Wladislaw Hedeler (HdW) und Victor Serge (SvR) beschreiben in ihren Büchern, dass und auf welche Weise Linke wie ihre politischen Gegner noch nie in der Lage waren, durch (persönliche) Verletzungen generierte Beziehungskonflikte zu kommunizieren, sei es, dass sie diese ignorieren, verleugnen oder totschweigen oder eben gewalttätig kommunizieren – bis hin zu Mord, Todschlag und Massenmord im Stalinismus, und Linke üben sich bis heute darin wie um sich für höhere politische Aufgaben im Staatsgefüge und veröffentlichter Meinung zu wappnen. Und die eher linke NGfP muss sich auf ihrem diesjährigen Kongress mit der Frage auseinandersetzen, bzw. Fragen aus dem Plenum, wenn sie denn kommen oder nicht ausgebuht werden, gefallen lassen, wieso ihre Repräsentanten (im Vorstand) und Anhänger sicher sein können, nicht zu den Stützen einer Gesellschaft zu zählen, die Krieg nach innen und außen führt (PnG), bzw. ob sie ihrer kommunikativen Verantwortung gerecht werden, die sie auf dem Kongress vermutlich ziemlich vollmundig bei den Eliten von Politik und veröffentlichten Meinung anmahnen werden.

 

7. Peter Brückner: Analyse im Ursprungsfetisch

Ich selbst reagiere vielleicht zu empfindlich auf kommunikative Defizite, um als Referent oder Fragesteller aus dem Plenum gut gelitten zu sein. Was bleibt, ist der Rückzug aus dem Engagement für die NGfP, jedenfalls solange man mich auf NGfP-Kongressen nicht erträgt (vgl. BB135). Ich kann mir gut vorstellen, dass man auch Peter Brückner heute nicht mehr vertragen würde, als Toten feiern ja, aber nicht real ertragen; der, wenn auch nicht weitgehend genug, soziale Prozesse sensibel beschreibt. Man kann ihn nämlich so deuten, dass er dem Privaten und Intimen eine wesentliche oder zumindest, wie er sich ausdrückt: “konditionalgenetische” Funktion zuschreibt im Hinblick auf überfamiliäre politische sozial-ökonomische Prozesse (“Zur Funktion des Intimen” vgl. DBP, S. 141-145). Das macht ihn – aller begriffslogischen Kritik zum Trotz – heute noch aktuell, auch wenn er seine Beschreibungen begriffslogisch – zusätzlich zum bisher Gesagten – im Ursprungsmythos komplett, zumal völlig unnötig entwertet (zum Ursprungsfetisch vgl.
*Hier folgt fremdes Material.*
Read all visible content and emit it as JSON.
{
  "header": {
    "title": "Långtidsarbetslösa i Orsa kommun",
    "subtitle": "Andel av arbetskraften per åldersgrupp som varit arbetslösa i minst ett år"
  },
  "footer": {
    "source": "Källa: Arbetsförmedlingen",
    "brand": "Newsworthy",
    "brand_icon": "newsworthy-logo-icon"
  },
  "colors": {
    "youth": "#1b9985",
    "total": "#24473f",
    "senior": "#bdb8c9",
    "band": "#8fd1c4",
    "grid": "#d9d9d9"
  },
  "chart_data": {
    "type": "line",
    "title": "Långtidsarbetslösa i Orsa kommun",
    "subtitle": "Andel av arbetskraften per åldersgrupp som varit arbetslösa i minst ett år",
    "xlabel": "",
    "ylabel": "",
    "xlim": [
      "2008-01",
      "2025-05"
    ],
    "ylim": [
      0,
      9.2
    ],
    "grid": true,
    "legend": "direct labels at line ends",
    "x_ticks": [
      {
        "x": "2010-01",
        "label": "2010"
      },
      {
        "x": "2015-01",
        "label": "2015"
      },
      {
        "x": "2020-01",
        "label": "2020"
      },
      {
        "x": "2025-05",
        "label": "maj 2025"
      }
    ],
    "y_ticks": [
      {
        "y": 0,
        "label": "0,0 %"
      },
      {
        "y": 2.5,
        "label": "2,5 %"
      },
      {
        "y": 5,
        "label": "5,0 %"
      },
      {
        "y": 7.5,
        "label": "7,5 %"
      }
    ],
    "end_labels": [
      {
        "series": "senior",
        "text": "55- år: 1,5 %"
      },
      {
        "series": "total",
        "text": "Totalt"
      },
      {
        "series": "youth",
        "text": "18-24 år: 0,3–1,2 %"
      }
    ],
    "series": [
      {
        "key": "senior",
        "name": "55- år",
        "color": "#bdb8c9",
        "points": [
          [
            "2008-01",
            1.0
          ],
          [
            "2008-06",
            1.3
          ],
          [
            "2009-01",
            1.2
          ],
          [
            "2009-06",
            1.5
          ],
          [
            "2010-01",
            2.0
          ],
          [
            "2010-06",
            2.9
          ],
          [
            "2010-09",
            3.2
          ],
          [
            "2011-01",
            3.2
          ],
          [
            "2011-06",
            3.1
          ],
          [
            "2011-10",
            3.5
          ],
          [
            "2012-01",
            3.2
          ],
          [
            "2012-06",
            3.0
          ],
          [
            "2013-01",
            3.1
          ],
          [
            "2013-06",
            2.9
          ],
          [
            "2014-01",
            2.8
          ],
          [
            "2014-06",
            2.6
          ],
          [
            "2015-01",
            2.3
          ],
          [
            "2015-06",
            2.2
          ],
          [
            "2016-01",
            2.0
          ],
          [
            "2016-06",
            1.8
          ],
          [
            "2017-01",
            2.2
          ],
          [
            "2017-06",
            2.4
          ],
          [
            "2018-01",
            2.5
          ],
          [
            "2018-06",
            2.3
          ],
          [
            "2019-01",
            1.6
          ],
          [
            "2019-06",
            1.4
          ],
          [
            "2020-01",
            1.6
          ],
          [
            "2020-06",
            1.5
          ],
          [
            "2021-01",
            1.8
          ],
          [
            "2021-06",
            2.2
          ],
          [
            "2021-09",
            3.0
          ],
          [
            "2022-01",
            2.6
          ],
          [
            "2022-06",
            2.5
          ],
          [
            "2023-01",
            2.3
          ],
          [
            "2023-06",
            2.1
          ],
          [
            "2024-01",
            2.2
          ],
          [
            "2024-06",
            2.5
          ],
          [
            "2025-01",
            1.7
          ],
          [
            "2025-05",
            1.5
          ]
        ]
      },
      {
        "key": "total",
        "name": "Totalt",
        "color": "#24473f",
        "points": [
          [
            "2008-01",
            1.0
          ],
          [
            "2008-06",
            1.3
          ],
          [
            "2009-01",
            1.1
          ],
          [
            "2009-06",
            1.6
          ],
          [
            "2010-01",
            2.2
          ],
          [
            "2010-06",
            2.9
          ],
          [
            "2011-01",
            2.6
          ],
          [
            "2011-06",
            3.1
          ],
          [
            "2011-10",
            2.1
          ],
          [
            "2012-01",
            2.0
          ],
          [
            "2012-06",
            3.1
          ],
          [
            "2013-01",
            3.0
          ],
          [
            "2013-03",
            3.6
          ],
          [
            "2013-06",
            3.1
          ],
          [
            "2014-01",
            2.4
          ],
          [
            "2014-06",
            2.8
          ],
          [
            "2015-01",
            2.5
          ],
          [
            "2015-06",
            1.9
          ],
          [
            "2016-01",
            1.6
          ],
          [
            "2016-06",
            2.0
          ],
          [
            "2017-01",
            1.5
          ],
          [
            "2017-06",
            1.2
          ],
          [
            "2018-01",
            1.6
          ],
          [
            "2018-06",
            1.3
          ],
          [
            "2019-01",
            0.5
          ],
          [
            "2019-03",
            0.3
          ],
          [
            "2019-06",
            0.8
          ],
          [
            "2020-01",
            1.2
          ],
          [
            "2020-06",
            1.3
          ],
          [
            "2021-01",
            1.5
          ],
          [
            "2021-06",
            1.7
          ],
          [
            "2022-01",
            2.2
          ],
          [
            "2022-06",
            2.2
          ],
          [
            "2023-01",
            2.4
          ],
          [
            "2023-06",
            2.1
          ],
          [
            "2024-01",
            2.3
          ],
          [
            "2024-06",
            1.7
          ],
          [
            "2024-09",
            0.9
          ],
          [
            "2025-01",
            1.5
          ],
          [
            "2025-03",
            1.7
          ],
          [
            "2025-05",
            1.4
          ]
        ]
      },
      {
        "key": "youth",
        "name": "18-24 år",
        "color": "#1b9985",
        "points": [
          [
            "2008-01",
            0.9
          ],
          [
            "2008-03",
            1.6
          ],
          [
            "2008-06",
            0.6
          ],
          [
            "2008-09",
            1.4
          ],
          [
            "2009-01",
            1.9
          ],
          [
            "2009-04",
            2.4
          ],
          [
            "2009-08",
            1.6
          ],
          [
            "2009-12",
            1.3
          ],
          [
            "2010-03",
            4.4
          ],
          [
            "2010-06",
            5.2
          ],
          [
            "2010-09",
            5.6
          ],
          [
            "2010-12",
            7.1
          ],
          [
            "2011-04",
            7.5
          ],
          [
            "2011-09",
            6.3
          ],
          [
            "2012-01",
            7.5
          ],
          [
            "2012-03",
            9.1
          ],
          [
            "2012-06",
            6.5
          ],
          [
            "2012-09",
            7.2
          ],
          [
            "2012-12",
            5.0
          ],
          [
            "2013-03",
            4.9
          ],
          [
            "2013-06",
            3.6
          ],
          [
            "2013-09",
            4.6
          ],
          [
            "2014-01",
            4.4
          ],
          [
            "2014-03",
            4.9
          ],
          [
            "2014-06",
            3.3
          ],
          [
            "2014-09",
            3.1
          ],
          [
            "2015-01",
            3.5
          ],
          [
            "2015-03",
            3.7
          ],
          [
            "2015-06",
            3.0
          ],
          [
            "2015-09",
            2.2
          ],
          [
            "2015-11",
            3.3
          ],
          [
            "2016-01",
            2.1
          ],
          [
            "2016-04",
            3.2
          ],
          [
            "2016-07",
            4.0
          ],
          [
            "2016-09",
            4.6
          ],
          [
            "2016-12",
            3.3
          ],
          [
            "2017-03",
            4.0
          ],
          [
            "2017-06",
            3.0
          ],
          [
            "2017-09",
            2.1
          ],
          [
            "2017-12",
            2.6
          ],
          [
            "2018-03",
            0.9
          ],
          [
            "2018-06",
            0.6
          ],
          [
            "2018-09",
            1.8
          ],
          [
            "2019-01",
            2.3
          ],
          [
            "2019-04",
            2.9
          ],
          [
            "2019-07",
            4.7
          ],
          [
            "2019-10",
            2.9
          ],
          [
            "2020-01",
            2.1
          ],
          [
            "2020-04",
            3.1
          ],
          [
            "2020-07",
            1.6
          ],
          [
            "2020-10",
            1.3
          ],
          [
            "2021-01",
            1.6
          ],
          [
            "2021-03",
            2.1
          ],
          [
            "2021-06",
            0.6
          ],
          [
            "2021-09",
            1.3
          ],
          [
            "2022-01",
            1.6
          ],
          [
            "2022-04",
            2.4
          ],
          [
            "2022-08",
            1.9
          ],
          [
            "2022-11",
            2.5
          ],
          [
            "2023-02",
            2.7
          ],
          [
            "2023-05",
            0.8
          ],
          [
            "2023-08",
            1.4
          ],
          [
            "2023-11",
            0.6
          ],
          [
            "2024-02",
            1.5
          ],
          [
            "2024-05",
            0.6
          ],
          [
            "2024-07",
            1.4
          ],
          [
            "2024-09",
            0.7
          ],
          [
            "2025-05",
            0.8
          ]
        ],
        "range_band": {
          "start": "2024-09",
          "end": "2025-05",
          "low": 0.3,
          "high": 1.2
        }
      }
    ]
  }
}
DP4, S. 138-148):

Brückner sagt zunächst ganz richtig, dass “die Frage ihres angeborenen Anteils (…) für das Studium menschlicher Aggressivität recht unwichtig” sei, um ihr allerdings im gleichen Atemzug wiederum eine besondere Bedeutung zuzuschreiben, indem er postuliert, dass “jene destruktive Feinseligkeit, von der in dieser Untersuchung vielfach gesprochen wird: reichend bis hin zur Lust daran, andere zu quälen”, “späten, nie biologischen Ursprungs” sei. “Sie wird durch die immanenten Herrschafts-, Kontroll- und Anpassungszwänge der Sozialisation und ihrer Agenten eingeleitet und mit dem ersten Schritt des Kindes in die extrafamiliäre Gesellschaft als dunkle Alternative insgeheim präsentiert” (BrP, S. 110f).

Könnte man so sagen. Wir haben oben allerdings angemerkt, dass Aggressivität und Feindseligkeit ein Frage der Interpretation sein können: wenn man so will, lässt sich schon “leise” Kritik als feindselig deuten; hier zeigt sich u.a., wie wichtig es ist, moralische Begriffe so zu verwenden, dass sie mit sich selbst nicht identisch sind. Außerdem könnte man fragen, warum Aggressivität oder destruktive Feinseligkeit “nie biologischen Ursprungs” bzw. genetischen verankert sein soll? Warum alles dem familiären und gesellschaftlichen Kontext aufbürden? Das mag ja stimmen, vielleicht sogar zum größeren Teil. Doch möchte Brückner uns vielleicht so ganz beiläufig, das Gut-Böse-Schema bemühend, bedeuten, dass der Mensch “gut” sei, während der extrafamiliäre gesellschaftliche Kontext böse, ihn jedenfalls nicht “gut” aussehen lasse und deshalb umgestaltet gehöre? Warum alles unnötig verkomplizieren? Er gehört ganz unabhängig davon, noch dazu gut begründbar, umgestaltet, ob der Mensch nun von Natur aus gut oder böse sei.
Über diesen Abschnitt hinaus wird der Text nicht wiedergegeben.